The Price of Oil, The Cost to Plastic
by George Kiernan
Pakire Polymers News
In March 2020, the coronavirus pandemic consumed the world almost overnight and saw entire nations come to a near standstill. Countries around the globe went into lockdown and halted all non-essential business and travel; the effects of this have been widespread and varied, with among the most significant being the dramatic reduction in the consumption of crude oil. As you might expect, this has caused a significant drop in oil prices; April 2020 even saw the price enter negative territory (WTI $11.57, Alberta $6.09, Saudi Arabia $13.78) – where the cost of production exceeds the sale price.
The impact of cheap oil has global reach and is of particular significance for manufacturing sectors. Crude oil is the main raw material in the production of many plastics, and with the price of oil being so low it has become extremely cheap to manufacture virgin plastic. Cheap virgin plastic could spell disaster for the recycling industry; new plastic being as inexpensive as it currently is takes away the economic incentive for manufacturers to use recycled polymers.

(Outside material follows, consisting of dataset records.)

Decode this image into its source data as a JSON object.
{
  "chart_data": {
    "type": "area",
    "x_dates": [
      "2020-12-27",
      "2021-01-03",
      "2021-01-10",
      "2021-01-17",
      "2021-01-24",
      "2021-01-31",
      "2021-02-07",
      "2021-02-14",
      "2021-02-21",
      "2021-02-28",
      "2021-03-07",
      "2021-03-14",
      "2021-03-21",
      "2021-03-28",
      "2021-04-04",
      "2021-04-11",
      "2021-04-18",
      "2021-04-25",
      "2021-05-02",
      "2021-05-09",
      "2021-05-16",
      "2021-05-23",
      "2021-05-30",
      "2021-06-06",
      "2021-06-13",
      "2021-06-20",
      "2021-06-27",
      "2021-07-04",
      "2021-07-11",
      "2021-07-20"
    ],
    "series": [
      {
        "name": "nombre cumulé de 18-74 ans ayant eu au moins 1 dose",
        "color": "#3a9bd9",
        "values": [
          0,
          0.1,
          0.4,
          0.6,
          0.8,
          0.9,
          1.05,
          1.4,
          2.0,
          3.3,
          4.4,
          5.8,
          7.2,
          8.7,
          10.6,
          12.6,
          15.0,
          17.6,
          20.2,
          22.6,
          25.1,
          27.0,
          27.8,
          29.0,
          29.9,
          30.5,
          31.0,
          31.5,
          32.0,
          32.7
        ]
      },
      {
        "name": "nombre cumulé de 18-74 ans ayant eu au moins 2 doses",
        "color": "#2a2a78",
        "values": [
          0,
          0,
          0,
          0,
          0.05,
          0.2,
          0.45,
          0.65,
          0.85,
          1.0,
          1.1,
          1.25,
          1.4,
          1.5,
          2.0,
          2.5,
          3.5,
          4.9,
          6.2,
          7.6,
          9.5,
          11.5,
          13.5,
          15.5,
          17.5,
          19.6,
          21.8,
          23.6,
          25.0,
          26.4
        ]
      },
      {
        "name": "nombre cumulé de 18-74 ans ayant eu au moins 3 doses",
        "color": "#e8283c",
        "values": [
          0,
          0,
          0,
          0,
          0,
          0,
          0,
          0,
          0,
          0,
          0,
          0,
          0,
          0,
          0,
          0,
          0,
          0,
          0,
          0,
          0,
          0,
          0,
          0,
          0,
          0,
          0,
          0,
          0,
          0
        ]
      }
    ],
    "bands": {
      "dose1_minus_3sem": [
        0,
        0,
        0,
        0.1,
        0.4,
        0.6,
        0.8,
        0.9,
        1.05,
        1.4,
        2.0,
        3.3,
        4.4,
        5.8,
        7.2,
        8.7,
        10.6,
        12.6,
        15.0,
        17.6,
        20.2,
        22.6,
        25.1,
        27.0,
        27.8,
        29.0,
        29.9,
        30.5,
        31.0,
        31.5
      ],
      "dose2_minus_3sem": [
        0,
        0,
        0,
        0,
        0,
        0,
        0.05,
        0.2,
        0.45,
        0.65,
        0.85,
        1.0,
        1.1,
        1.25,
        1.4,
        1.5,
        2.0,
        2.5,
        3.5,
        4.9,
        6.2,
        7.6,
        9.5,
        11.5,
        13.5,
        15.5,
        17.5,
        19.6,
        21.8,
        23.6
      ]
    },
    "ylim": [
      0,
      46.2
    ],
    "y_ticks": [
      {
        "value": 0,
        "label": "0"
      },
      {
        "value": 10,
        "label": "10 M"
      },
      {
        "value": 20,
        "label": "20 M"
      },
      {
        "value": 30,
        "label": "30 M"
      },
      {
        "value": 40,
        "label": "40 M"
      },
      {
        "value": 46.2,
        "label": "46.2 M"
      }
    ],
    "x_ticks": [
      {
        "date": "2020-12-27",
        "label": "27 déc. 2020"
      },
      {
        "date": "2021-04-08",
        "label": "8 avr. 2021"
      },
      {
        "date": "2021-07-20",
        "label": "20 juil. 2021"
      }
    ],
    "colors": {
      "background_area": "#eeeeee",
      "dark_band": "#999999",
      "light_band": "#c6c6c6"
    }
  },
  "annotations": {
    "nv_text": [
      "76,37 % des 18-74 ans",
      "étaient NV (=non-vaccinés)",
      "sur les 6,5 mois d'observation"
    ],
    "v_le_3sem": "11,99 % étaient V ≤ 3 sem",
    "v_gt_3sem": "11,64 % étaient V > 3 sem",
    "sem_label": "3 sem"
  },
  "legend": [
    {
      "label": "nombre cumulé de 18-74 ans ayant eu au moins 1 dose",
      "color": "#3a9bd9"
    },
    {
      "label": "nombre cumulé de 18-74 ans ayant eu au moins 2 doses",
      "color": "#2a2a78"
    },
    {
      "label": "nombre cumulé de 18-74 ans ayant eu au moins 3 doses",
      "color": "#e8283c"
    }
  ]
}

This will inevitably mean a loss of profit for recycling facilities and that many of them will risk becoming financially unviable. A decline in the number of plastic recycling facilities would not only truncate the amount of plastic that gets recycled, but also the amount of recycled material that gets used.
A diminishing availability of recycled plastic could not come at a worse time; the pandemic has caused a spike in demand for plastic products such as packaging materials and PPE. An increased demand for plastic without sufficient recycled material to supply it would open up more space in the market for virgin plastic to swell into. More virgin plastic and fewer facilities to recycle it would cause a surge in the amount of plastic being sent to landfill, and ultimately the amount of plastic becoming pollution.
If virgin plastic is allowed to gain a stronghold in areas held by recycled plastic and establish itself as the unrivalled industry standard, then this could set the recycling sector back decades. Government incentives for businesses to both use recycled plastics and send their used plastic scrap material to recyclers are a necessity at this point. Action needs to be taken if the decades of progress made towards sustainable business models are not to be lost.
Some oil companies are trying to solve the price issues themselves; to counter the low demand, many have taken to hiring tankers – at incredible cost – to store their oil at sea. Unfortunately, many countries have been bulk buying huge amounts of oil while the prices are low to last them for years into the future. China, for example, has made record purchases of oil over the summer months.
This risks drawing out the oil price problem even further. Oil companies will eventually want to sell the oil they have been storing, but when many of the biggest oil-buying countries are not looking to buy they will find themselves back in the same predicament. They will again have to choose whether to drop prices and sell their oil at low rates, to continue leasing tankers at huge expense to store their oil at sea or even whether to simply dump the oil. We have recently seen a second wave of tankers being leased by companies such as Vitol, Glencore and Litasco, but it is not yet clear what long-term strategies the major oil companies are preparing.
Cheap oil will have a destabilising effect on many industries, with plastics and the recycling sector being among the most significantly impacted. Until clear long-term plans are introduced to manage the problem, governments must act to keep the recycling sector viable and save the progress that has been made in sustainability across the global economy.